Warren Lovely, Stéfane Marion und Matthieu Arseneau von der National Bank of Canada (NBC) argumentieren, dass die Bank of Canada (BoC) ihrem vierteljährlichen geldpolitischen Bericht eine explizite Prognose zur Arbeitslosenquote hinzufügen sollte. Sie betonen, dass Arbeitslosigkeit für das Verständnis der Arbeitsmarktunterauslastung von zentraler Bedeutung ist, die Prognosen für den Verbraucherpreisindex (VPI) und das Bruttoinlandsprodukt (BIP) ergänzt und von anderen Zentralbanken, internationalen Institutionen und Ökonomen des Privatsektors umfassend prognostiziert wird.

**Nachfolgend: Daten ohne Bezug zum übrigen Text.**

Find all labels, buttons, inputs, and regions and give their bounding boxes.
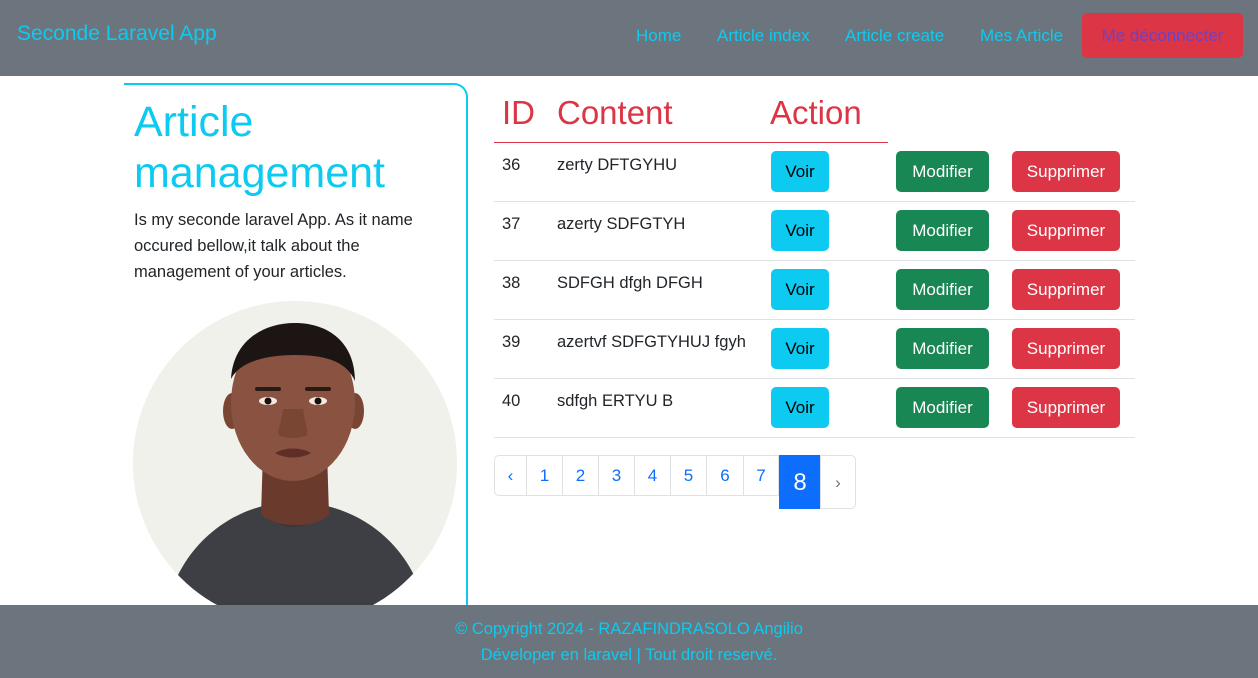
edit-button[interactable]: Modifier <box>896 328 989 369</box>
avatar <box>133 301 457 623</box>
nav-link-article-create[interactable]: Article create <box>845 26 944 46</box>
page-title: Article management <box>134 98 385 197</box>
column-header-id: ID <box>502 94 535 131</box>
article-id: 38 <box>502 274 521 292</box>
footer: © Copyright 2024 - RAZAFINDRASOLO Angili… <box>0 605 1258 678</box>
delete-button[interactable]: Supprimer <box>1012 328 1120 369</box>
delete-button[interactable]: Supprimer <box>1012 151 1120 192</box>
table-row: 40 sdfgh ERTYU B Voir Modifier Supprimer <box>494 379 1135 438</box>
column-header-action: Action <box>770 94 862 131</box>
pagination-page-3[interactable]: 3 <box>598 455 635 496</box>
view-button[interactable]: Voir <box>771 151 829 192</box>
pagination-page-current[interactable]: 8 <box>779 455 821 509</box>
avatar-portrait-icon <box>133 301 457 623</box>
article-id: 40 <box>502 392 521 410</box>
nav-link-mes-article[interactable]: Mes Article <box>980 26 1063 46</box>
brand-link[interactable]: Seconde Laravel App <box>17 22 217 46</box>
article-id: 37 <box>502 215 521 233</box>
view-button[interactable]: Voir <box>771 269 829 310</box>
article-content: zerty DFTGYHU <box>557 156 678 174</box>
view-button[interactable]: Voir <box>771 210 829 251</box>
article-content: sdfgh ERTYU B <box>557 392 674 410</box>
view-button[interactable]: Voir <box>771 387 829 428</box>
delete-button[interactable]: Supprimer <box>1012 387 1120 428</box>
table-row: 38 SDFGH dfgh DFGH Voir Modifier Supprim… <box>494 261 1135 320</box>
article-content: azertvf SDFGTYHUJ fgyh <box>557 333 746 351</box>
column-header-content: Content <box>557 94 673 131</box>
logout-button[interactable]: Me déconnecter <box>1082 13 1243 58</box>
footer-credits: Déveloper en laravel | Tout droit reserv… <box>480 646 778 664</box>
pagination-page-7[interactable]: 7 <box>743 455 779 496</box>
delete-button[interactable]: Supprimer <box>1012 269 1120 310</box>
article-id: 36 <box>502 156 521 174</box>
pagination-page-2[interactable]: 2 <box>562 455 599 496</box>
pagination-page-6[interactable]: 6 <box>706 455 744 496</box>
footer-copyright: © Copyright 2024 - RAZAFINDRASOLO Angili… <box>455 620 803 638</box>
pagination-page-1[interactable]: 1 <box>526 455 563 496</box>
edit-button[interactable]: Modifier <box>896 387 989 428</box>
intro-description: Is my seconde laravel App. As it name oc… <box>134 211 413 281</box>
nav-link-article-index[interactable]: Article index <box>717 26 810 46</box>
article-content: SDFGH dfgh DFGH <box>557 274 703 292</box>
delete-button[interactable]: Supprimer <box>1012 210 1120 251</box>
edit-button[interactable]: Modifier <box>896 269 989 310</box>
pagination-page-5[interactable]: 5 <box>670 455 707 496</box>
pagination-next[interactable]: › <box>820 455 856 509</box>
view-button[interactable]: Voir <box>771 328 829 369</box>
table-row: 39 azertvf SDFGTYHUJ fgyh Voir Modifier … <box>494 320 1135 379</box>
pagination-page-4[interactable]: 4 <box>634 455 671 496</box>
article-content: azerty SDFGTYH <box>557 215 686 233</box>
intro-card: Article management Is my seconde laravel… <box>124 83 468 623</box>
article-id: 39 <box>502 333 521 351</box>
edit-button[interactable]: Modifier <box>896 151 989 192</box>
pagination-prev[interactable]: ‹ <box>494 455 527 496</box>
edit-button[interactable]: Modifier <box>896 210 989 251</box>
table-row: 37 azerty SDFGTYH Voir Modifier Supprime… <box>494 202 1135 261</box>
nav-link-home[interactable]: Home <box>636 26 681 46</box>
navbar: Seconde Laravel App Home Article index A… <box>0 0 1258 76</box>
table-row: 36 zerty DFTGYHU Voir Modifier Supprimer <box>494 143 1135 202</box>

Fordern Sie Prognosen zur Arbeitslosenquote der BoC
„Es ist an der Zeit, dass die Bank of Canada die Arbeitslosenquote dauerhaft in die Basis-Wirtschaftsprognose einbezieht. Es gibt keinen Grund für eine Verzögerung; je früher die Wirtschaftsprognose der Bank verbessert wird, desto besser.“
„Aber wenn eine möglichst nachhaltige Beschäftigung auch als ergänzendes Ziel beibehalten werden soll – was heute genauso sinnvoll ist wie im Jahr 2021 – sollte die Bank dann nicht ihre Überlegungen zu diesem Thema darlegen? Schließlich geht die gängige Wirtschaftstheorie davon aus, dass Inflation und Arbeitslosigkeit miteinander verknüpft sind.“
„Die Aufnahme nur eines einzigen Arbeitsmarktindikators in die Konjunkturprognosetabelle der BoC würde mit dem etablierten Auftrag der Bank übereinstimmen, den Zusammenhang zwischen Inflation und Arbeitslosigkeit anzuerkennen und gleichzeitig den Fokus auf maximale nachhaltige Beschäftigung zu verdeutlichen. Was die Kennzahl betrifft.“ am besten für den Job geeignet ist, gibt es eine offensichtliche Option: die Arbeitslosenquote.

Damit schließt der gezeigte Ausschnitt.